Writer: Matt Fraction
Artists: Chris Eliopulos, David Aja, Jordie Bellaire
Cover: David Aja
Publisher: Marvel
Around holiday time, Clint had hunkered down with a family in his apartment building, and watched a quality cartoon with them. This is that cartoon.
Admittedly upon beginning to read the issue, I had no idea what was going on, and I kind of thought they were making fun of the Peanuts cartoons with a little Marvel twist to it. A couple more flips of the pages, and that wasn’t quite it, but I still didn’t really know what was going on. I understood the basic concept that this was the cartoon that Clint was watching, but I couldn’t catch its relevancy to what I was reading. It probably took a lot longer than I ‘d like to admit before I truly realized the story they were telling here but maybe that’s just me and I’m a little slow on the uptake.
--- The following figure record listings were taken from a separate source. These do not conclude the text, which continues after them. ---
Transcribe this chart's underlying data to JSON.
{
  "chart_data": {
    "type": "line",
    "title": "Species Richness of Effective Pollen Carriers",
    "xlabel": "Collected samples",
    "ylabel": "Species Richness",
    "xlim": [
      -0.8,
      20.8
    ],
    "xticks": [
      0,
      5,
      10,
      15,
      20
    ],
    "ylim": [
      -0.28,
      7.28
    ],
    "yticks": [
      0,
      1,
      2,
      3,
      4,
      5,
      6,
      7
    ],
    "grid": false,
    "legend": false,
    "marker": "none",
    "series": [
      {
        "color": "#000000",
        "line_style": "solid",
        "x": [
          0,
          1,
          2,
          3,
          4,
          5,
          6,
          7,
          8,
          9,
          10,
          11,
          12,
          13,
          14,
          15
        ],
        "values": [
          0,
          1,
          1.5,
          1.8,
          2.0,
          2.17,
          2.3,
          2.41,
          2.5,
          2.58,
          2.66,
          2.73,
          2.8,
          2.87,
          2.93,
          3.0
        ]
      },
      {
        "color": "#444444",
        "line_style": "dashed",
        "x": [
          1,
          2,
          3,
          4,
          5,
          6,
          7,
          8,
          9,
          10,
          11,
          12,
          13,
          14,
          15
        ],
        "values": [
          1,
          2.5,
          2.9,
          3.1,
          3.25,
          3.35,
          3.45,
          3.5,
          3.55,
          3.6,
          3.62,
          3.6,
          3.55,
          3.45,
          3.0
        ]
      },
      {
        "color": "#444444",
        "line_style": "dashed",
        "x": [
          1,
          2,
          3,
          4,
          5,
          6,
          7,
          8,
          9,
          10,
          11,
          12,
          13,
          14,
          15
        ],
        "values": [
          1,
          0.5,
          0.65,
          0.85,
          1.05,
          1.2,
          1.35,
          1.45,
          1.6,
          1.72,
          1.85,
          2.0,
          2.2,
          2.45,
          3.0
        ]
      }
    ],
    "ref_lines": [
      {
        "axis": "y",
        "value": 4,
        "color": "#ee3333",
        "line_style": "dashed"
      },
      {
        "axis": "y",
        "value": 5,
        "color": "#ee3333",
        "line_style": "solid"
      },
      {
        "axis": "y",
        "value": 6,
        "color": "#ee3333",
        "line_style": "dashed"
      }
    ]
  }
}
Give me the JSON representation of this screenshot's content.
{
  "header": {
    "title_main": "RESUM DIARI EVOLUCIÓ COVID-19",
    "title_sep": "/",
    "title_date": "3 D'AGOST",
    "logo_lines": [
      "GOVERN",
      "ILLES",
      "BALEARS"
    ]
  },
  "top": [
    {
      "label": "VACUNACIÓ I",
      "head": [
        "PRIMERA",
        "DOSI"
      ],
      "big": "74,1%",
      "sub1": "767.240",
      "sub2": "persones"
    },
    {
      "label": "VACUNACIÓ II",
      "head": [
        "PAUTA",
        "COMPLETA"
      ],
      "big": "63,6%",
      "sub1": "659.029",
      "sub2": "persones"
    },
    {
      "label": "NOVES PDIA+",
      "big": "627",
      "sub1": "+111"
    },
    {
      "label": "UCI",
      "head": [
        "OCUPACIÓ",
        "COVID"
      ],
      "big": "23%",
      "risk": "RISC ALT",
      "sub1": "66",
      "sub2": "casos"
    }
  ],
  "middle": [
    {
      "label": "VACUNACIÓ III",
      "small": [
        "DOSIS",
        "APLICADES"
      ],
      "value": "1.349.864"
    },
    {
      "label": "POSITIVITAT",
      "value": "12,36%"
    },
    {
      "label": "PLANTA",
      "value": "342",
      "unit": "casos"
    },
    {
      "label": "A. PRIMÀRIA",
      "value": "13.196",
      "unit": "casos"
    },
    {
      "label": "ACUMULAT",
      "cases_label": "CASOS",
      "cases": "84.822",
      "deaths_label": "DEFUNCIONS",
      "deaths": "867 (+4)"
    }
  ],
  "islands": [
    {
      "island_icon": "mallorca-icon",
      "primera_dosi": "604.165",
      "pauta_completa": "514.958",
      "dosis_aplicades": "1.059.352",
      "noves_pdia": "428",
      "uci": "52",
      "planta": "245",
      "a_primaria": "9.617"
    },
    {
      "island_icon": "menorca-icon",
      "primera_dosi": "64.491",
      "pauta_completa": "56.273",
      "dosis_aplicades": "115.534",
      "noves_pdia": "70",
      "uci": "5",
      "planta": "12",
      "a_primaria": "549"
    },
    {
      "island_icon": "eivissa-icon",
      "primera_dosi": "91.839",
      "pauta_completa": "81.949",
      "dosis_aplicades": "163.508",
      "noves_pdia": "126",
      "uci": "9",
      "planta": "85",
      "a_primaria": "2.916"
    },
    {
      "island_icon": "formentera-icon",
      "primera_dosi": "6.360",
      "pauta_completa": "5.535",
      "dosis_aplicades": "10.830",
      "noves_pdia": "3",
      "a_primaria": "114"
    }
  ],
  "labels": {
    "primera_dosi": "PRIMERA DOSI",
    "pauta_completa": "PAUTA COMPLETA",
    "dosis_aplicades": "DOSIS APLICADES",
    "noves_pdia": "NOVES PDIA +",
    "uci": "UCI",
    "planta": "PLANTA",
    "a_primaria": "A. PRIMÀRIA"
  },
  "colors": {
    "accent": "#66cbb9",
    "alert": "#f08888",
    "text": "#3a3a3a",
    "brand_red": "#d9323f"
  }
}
Essentially what it is, is a cute little story involving dogs that have a remarkable resemblance to Clint’s own life. A group of superanimals named the Winter Friends have this lame tagalong with no powers named Steve (the name threw me off course at first too, but that’s my own fault). Steve also happens to have his own group of ragtag friends (a lot of them are lady dogs, fancy that), that go against a group of wolves (dingoes?) in tracksuits, that say, “dog” a lot. And very much in the fashion of children’s cartooning, it’s a basic life moral that reveals itself at the end of the story, but to make it all relevant, it’s a lesson that our very own Clint Barton is trying to learn throughout his own adventures in his grown up (and not cartoonish) life.
What I love is that Marvel seems to give Fraction and his creative team a lot of creative freedom to tell the story that they want to tell and it’s given us some great issues like the pizza dog issue, but there’s also a time and a place, and a relevancy to all this. Yes it’s an incredibly cute story and the art is fun to look at, at yes it relates back to Clint overall but at this point, I’m ready just to really focus on Clint and what he’s doing with himself or on what Kate’s doing, and whether she’ll be coming back to join Clint or not eventually. Both Kate and Clint have wound out enough of a story, that that’s the story I want to be focusing on right now. It’s also a holiday story, and while the joke is that it’s befitting for the snow we have now, it feels out of place and holds less of an impact that it would have were it to have been published months ago. It’s nice to read about Kate in L.A. because it’s so sunny, and some of us are a little desperate for some good sun right about now, and not thinking back on the holidays.
Overall the story was cute and entertaining, along with the art—the three dogs that bear quite the resemblance to Clint’s exes are a personal favourite. But ultimately it’s the issue’s timing that works against it, with the momentum of that type of storytelling not quite matching up entirely to what readers might be feeling. I’d say save the issue for a snow storming day when you’re curled in front of a fireplace with a mug of hot chocolate, and in need of a story that’ll warm your heart just a little too.
Or who knows, maybe this cartoon’s been haunting Clint in his dreams and will make itself extremely relevant next issue. I guess we’ll see.